Reale really tackles the different struggles that can be plaguing young kids today and provides alternative ways for children to view the situation, while acknowledging that what they are feeling is real and valid. He plans to continue to do so in his future children’s books.
MC: Are you working on anything right now?
AR: I actually finished writing two books within the past couple months. I finished another Young Adult book that’s part of my fantasy series. And I finished a children’s book. This one is going to teach–the lesson is kind of complicated but it’s going to revolve around a little girl who has cancer. So right now I’m working with my illustrator to get her my outline of what the illustrations are going to look like. But we’re hoping to have that book at least finished before winter so I have it ready for the Christmas season.
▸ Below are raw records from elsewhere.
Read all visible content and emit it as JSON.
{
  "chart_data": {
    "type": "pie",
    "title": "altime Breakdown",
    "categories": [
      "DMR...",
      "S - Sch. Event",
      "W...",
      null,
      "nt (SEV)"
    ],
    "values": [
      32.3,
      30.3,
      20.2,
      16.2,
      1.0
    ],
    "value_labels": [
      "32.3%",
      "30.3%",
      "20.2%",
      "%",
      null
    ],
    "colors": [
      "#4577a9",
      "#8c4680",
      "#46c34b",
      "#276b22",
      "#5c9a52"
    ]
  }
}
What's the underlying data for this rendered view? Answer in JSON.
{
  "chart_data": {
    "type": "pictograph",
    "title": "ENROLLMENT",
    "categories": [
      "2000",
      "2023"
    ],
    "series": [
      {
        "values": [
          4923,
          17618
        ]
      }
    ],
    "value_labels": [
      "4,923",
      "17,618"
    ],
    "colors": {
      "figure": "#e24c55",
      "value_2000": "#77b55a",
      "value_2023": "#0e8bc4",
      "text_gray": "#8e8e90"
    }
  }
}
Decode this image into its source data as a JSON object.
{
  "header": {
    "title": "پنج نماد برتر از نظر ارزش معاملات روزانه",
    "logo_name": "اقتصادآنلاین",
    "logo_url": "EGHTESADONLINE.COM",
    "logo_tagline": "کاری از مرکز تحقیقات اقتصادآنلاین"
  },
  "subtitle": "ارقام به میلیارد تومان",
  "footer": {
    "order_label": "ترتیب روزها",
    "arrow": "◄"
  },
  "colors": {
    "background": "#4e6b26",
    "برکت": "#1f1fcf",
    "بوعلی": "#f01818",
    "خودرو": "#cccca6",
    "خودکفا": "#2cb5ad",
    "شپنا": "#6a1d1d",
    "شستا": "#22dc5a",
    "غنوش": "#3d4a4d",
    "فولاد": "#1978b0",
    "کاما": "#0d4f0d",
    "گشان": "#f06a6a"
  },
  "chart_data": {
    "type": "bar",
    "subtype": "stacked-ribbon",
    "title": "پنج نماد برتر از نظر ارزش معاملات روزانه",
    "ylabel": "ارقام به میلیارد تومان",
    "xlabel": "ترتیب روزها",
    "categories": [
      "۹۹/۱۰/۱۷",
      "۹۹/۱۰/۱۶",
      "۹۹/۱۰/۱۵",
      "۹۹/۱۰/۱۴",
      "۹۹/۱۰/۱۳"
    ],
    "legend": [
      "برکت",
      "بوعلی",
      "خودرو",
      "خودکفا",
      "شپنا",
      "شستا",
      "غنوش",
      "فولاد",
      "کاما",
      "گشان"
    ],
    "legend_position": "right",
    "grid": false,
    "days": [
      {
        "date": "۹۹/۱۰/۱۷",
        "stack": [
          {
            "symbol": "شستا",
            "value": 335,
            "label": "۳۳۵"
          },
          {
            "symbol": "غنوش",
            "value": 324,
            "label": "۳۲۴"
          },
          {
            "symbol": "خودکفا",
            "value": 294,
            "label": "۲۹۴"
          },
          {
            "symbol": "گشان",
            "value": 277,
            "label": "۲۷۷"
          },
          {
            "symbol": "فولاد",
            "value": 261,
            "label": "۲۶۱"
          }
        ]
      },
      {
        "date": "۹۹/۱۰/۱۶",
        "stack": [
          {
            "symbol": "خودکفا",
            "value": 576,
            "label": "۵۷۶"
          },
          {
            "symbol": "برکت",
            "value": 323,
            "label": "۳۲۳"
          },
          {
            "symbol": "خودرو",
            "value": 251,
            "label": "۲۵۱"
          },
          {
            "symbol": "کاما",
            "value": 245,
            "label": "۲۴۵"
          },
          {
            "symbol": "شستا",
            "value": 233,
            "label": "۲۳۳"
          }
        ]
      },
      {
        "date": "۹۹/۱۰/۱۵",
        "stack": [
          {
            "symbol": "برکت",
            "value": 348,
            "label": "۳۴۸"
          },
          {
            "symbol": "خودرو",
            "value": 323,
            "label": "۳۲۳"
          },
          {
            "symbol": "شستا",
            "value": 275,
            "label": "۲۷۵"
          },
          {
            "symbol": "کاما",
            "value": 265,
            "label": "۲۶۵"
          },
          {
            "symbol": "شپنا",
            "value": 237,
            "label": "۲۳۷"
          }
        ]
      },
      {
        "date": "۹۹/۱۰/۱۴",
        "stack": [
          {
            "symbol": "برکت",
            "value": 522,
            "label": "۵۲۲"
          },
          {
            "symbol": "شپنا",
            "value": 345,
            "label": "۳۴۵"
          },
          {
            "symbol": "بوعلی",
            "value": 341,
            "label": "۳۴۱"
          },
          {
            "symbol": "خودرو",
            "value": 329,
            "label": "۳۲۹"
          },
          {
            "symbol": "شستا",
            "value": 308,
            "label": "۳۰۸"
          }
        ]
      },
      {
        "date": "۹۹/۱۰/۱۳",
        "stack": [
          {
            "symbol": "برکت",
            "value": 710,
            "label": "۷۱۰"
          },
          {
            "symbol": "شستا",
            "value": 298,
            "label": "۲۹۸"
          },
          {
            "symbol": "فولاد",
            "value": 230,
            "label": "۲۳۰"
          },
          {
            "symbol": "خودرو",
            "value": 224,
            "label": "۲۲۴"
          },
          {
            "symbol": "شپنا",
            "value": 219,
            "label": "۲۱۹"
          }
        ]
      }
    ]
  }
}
MC: What inspired you to write children’s books and not YA books or marketing towards an older audience?
AR: My first two books I published were young adult fantasy novels. The children’s books came along as a way to challenge myself. I wanted to see if I could do it. I always wanted to be able to create a story for kids so that I could create those stories I needed when I was a kid. Taking that leap and doing the children’s book, I thought that would be the biggest challenge yet more so than writing a novel that’s 60 or 70 thousand words. I think being able to communicate properly and bestow a lesson to kids is one of the biggest challenges of all. I wanted to take that challenge and luckily I succeeded. That’s not to say that I won’t continue doing Young Adult stuff, too, or maybe something for an older audience. But that’s down the road. For now I’m focusing on the younger crowd since that seems to be my most successful genre and also I just feel like now more than ever kids need it the most.